Mais ce qui était autrefois considéré comme une relation bilatérale mutuellement bénéfique est aujourd’hui sérieusement remis en question, les dirigeants politiques allemands cherchant à distancer leur pays de cette superpuissance en pleine expansion.
Ce changement est le résultat d’un calcul à la fois politique et économique. Tout d’abord, l’invasion russe de l’Ukraine a marqué un tournant dans la politique étrangère de l’Allemagne. Comme on l’a vu lors de la crise énergétique européenne de l’année dernière, laisser des infrastructures critiques et/ou l’accès à des produits de base essentiels tomber entre de mauvaises mains a été compris comme une grave erreur.
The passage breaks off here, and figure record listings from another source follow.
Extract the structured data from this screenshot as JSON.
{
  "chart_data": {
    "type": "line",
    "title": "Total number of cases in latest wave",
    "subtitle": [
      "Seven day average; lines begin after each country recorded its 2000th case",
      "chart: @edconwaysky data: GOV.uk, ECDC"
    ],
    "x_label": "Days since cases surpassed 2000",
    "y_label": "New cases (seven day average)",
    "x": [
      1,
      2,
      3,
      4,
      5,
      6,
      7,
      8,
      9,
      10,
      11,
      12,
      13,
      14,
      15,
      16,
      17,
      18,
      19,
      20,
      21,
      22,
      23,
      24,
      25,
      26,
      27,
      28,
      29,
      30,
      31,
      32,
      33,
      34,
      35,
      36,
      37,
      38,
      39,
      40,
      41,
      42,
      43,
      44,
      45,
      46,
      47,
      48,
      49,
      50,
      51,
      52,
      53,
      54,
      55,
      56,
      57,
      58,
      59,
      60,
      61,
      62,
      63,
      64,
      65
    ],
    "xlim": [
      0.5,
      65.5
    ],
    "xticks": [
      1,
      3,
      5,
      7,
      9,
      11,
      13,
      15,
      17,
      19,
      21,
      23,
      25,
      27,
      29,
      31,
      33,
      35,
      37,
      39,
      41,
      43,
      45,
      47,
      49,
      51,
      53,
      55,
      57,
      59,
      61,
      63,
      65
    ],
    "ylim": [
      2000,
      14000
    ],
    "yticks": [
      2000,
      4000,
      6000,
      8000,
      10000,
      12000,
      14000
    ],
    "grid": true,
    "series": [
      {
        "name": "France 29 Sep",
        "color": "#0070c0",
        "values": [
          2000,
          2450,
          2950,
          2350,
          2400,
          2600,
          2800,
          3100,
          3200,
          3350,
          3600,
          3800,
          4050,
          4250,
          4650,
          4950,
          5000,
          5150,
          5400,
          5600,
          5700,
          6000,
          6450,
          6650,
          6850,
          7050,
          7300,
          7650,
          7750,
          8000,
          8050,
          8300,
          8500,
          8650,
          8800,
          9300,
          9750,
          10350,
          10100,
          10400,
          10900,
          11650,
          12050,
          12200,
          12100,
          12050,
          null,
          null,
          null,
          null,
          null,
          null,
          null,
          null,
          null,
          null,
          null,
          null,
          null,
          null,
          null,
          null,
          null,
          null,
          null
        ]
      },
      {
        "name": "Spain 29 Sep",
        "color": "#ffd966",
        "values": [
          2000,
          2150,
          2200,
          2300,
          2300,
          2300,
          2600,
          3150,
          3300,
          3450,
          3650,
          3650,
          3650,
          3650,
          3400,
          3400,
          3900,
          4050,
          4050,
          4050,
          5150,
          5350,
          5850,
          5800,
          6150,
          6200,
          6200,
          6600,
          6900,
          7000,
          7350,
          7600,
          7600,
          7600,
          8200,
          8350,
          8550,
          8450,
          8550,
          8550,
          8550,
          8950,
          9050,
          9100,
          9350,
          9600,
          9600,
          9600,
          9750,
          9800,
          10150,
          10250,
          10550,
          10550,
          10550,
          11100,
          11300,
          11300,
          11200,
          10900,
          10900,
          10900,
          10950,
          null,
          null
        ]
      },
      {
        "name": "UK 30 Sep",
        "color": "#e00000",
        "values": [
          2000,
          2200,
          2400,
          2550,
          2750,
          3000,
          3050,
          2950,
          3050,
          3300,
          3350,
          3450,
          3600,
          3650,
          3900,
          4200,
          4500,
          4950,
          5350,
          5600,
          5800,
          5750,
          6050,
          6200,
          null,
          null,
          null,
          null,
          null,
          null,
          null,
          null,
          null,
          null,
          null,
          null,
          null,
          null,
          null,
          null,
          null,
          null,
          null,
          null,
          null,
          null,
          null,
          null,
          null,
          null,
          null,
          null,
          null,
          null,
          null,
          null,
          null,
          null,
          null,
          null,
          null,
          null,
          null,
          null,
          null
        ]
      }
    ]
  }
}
Au sein des cercles politiques et économiques allemands, on constate une lassitude croissante à l’idée de faire des affaires avec des pays présentant des intérêts politiques divergents. La réduction de la dépendance extérieure est donc devenue une priorité politique.
Sur le plan politique, outre la réponse discrète de la Chine à l’agression russe, la question de Taïwan préoccupe de plus en plus le gouvernement allemand. C’était l’un des principaux sujets de discussion lors de la visite du chancelier Olaf Scholz au Président Xi Jinping en novembre dernier. Sur le plan économique, l’Allemagne est de nouveau préoccupée par l’augmentation du déficit commercial avec la Chine – qui a atteint un niveau historique de 39,4 milliards d’euros (42,9 milliards de dollars) en 2021 et qui est appelé à se creuser – et par la frustration que suscite l’inégalité des conditions de concurrence à l’origine de cet écart croissant.
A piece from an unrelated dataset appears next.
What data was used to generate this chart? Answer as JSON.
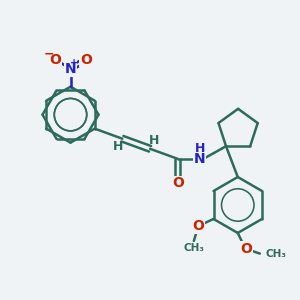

La réduction de la dépendance extérieure est devenue une priorité en Allemagne
Selon l’enquête sur la confiance des entreprises 2022 de la Chambre de Commerce européenne, les entreprises européennes en Chine continuent de faire l’objet de restrictions et de discriminations par rapport aux entreprises nationales chinoises. Les domaines de préoccupation pour les entreprises allemandes comprennent les co-entreprises forcées, le manque d’accès à certains secteurs de l’économie et la participation limitée à l’industrie financière, selon le ministère fédéral des Affaires économiques et de l’Action climatique.
Si les défis liés à l’exploitation du marché chinois ne sont pas nouveaux, le degré d’inégalité associé à un environnement géopolitique plus tendu a suscité une impatience croissante pour que la Chine s’attaque à certaines des mesures protectionnistes les plus flagrantes – ou réévalue la coopération économique.
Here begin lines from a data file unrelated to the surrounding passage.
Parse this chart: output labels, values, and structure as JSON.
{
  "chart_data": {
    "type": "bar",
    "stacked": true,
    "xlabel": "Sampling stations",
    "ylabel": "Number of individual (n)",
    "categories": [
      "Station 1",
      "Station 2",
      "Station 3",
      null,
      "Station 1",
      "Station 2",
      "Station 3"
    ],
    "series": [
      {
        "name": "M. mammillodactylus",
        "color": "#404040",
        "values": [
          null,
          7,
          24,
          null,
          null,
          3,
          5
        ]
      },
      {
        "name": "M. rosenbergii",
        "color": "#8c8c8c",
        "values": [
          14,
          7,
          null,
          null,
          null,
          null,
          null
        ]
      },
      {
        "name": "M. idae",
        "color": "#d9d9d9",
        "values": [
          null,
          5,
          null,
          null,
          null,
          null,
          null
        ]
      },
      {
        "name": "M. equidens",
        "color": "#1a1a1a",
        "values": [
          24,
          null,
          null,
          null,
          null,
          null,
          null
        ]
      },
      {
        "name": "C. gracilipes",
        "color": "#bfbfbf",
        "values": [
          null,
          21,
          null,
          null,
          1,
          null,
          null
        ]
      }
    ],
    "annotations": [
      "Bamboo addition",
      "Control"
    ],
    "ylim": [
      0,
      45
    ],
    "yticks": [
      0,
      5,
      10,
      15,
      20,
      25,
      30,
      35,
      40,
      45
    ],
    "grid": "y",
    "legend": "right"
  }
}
Les relations bilatérales entre les deux pays ont également été entachées par une série d’accords bloqués sur les investissements étrangers. En novembre, la ville allemande de Duisburg a invoqué les liens entre la Chine et la Russie pour justifier l’expiration d’un protocole d’accord avec Huawei portant sur un projet d’infrastructure de « ville intelligente ».
De même, alors que l’entreprise d’État chinoise Cosco avait initialement l’intention de prendre une participation de 35% dans un terminal du port de Hambourg, un compromis au sein de la coalition gouvernementale allemande a permis de limiter la participation de Cosco à un maximum de 25%. Deux mois plus tard, l’accord n’est toujours pas résolu et pourrait tomber à l’eau.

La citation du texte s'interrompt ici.